Pemuda itu mengambil napas panjang sebelum memberikan tanggapan atas ucapan Alan sebelumnya.
"Kalau Papi nggak yakin dengan janji Naren, kita bisa buat perjanjian di atas kertas. Dokumen valid di mana Naren akan dapat penalti kalau melanggarnya," cetus Narendra serius.
Kedua alis Alan dan Gala sama-sama terangkat.
"Apa yang mau kamu tawarkan sebagai penalti itu?" tanya Gala pada sang putra.
Narendra menatap papanya sejenak sebelum menjawab mantap. "Papa boleh cabut namaku sebagai founder Inside Inc. You can also take my shareholding from that subsidiary (Papa juga bisa ambil kepemilikan sahamku dari anak perusahaan itu)."
Baik Alan maupun Gala hanya bisa tertegun mendengarnya.
Kedua pria dewasa tersebut mengamati Narendra yang tidak memiliki satu titik pun keraguan pada setiap jengkal garis wajahnya.
"Papi juga boleh pasang security camera di unit Naren buat pantau pergerakan Naren setiap mau pergi ke unit Amora," tambah pemuda itu.
Gala memijat pelipisnya, tidak menyangka si sulung akan menawarkan hal-hal yang di luar bayangannya.
"Apa yang membuatmu mau berbuat sejauh ini, Naren?" tanya Alan, menatap mata Narendra lebih dalam dari sebelumnya.
Tak ayal, Narendra membalas tatapan tersebut. "Because she is the one."
Alan terhenyak.
"Sebagaimana Papi yang menganggap Amora berharga, Naren juga demikian.

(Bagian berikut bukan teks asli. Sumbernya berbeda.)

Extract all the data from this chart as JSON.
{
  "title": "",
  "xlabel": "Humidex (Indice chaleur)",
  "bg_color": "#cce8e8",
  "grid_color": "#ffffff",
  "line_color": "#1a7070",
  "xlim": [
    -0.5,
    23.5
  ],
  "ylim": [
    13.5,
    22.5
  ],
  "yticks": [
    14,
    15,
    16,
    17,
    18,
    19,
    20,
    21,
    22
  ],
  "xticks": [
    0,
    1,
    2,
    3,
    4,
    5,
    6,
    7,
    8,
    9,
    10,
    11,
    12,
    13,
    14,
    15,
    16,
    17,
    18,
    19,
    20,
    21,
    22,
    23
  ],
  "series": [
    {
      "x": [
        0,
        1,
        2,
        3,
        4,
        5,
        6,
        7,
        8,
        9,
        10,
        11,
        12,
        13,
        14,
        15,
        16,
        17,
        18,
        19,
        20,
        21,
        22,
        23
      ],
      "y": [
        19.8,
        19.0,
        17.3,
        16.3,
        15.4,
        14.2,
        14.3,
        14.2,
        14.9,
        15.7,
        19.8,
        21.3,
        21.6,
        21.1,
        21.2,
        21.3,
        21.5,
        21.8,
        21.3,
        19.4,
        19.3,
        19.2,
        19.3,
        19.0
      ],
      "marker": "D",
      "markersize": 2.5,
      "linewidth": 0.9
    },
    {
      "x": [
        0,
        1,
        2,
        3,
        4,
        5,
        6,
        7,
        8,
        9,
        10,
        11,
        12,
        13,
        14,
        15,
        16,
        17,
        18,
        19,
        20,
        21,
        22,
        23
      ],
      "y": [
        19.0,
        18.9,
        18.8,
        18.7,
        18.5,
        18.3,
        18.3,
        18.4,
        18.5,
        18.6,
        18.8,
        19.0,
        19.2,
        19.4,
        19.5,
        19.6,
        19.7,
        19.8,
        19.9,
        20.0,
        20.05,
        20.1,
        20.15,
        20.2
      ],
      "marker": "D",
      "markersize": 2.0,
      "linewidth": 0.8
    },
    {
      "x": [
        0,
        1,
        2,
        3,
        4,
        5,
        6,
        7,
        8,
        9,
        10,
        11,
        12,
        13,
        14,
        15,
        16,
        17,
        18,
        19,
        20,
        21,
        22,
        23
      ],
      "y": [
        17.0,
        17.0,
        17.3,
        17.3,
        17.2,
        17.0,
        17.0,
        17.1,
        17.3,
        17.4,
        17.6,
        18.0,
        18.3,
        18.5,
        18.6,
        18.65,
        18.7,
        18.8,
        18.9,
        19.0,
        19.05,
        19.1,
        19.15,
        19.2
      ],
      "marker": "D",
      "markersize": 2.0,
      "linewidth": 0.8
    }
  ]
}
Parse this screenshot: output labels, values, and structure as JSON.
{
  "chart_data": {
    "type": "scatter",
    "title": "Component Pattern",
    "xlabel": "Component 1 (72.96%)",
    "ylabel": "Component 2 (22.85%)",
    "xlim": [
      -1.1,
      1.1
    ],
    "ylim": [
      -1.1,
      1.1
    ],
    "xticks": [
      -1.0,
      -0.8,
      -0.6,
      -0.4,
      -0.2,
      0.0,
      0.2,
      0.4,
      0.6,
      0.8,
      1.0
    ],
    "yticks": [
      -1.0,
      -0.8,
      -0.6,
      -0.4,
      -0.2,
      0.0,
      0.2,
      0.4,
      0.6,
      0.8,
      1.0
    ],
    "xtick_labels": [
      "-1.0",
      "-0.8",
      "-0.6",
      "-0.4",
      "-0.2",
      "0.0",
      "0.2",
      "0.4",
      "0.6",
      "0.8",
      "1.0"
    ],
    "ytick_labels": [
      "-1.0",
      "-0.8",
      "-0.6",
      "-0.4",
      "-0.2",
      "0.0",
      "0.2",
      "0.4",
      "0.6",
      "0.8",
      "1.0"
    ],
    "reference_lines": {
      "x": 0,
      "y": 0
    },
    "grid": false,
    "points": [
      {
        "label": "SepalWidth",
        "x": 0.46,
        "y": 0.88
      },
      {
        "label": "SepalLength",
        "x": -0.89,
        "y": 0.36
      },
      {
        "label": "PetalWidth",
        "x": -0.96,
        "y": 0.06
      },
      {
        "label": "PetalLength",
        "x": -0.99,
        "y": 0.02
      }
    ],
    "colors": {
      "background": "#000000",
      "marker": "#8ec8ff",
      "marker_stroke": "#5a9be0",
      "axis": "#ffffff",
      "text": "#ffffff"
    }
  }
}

Nggak ada yang ingin Naren lakukan selain menjaganya dan membuatnya nyaman. I would never dare to hurt her with my own hands (Aku nggak akan pernah berani menyakitinya dengan tanganku sendiri), Papi bisa pegang kata-kata Naren."
Gala sampai tercenang mendengar anak sulungnya berkata demikian.
Narendra menarik napasnya lagi, "Kalau seandainya satu hari nanti Naren tanpa sengaja nyakitin Amora, Papi boleh ambil dia dari Naren. Because if that happens, I don't deserve to continue to be by her side (Karena kalau itu sampai terjadi, Naren nggak layak buat terus ada di sampingnya)."

KAMU SEDANG MEMBACA
FIX YOU
Teen FictionAmora cinta mati dengan Allister. Tidak, lebih tepatnya, ia tergila-gila dengan lelaki populer di SMA-nya tersebut. Segala cara Amora lakukan untuk mendapatkan Allister. Termasuk, merundung seorang siswi beasiswa bernama Hana yang mendapat perhatian...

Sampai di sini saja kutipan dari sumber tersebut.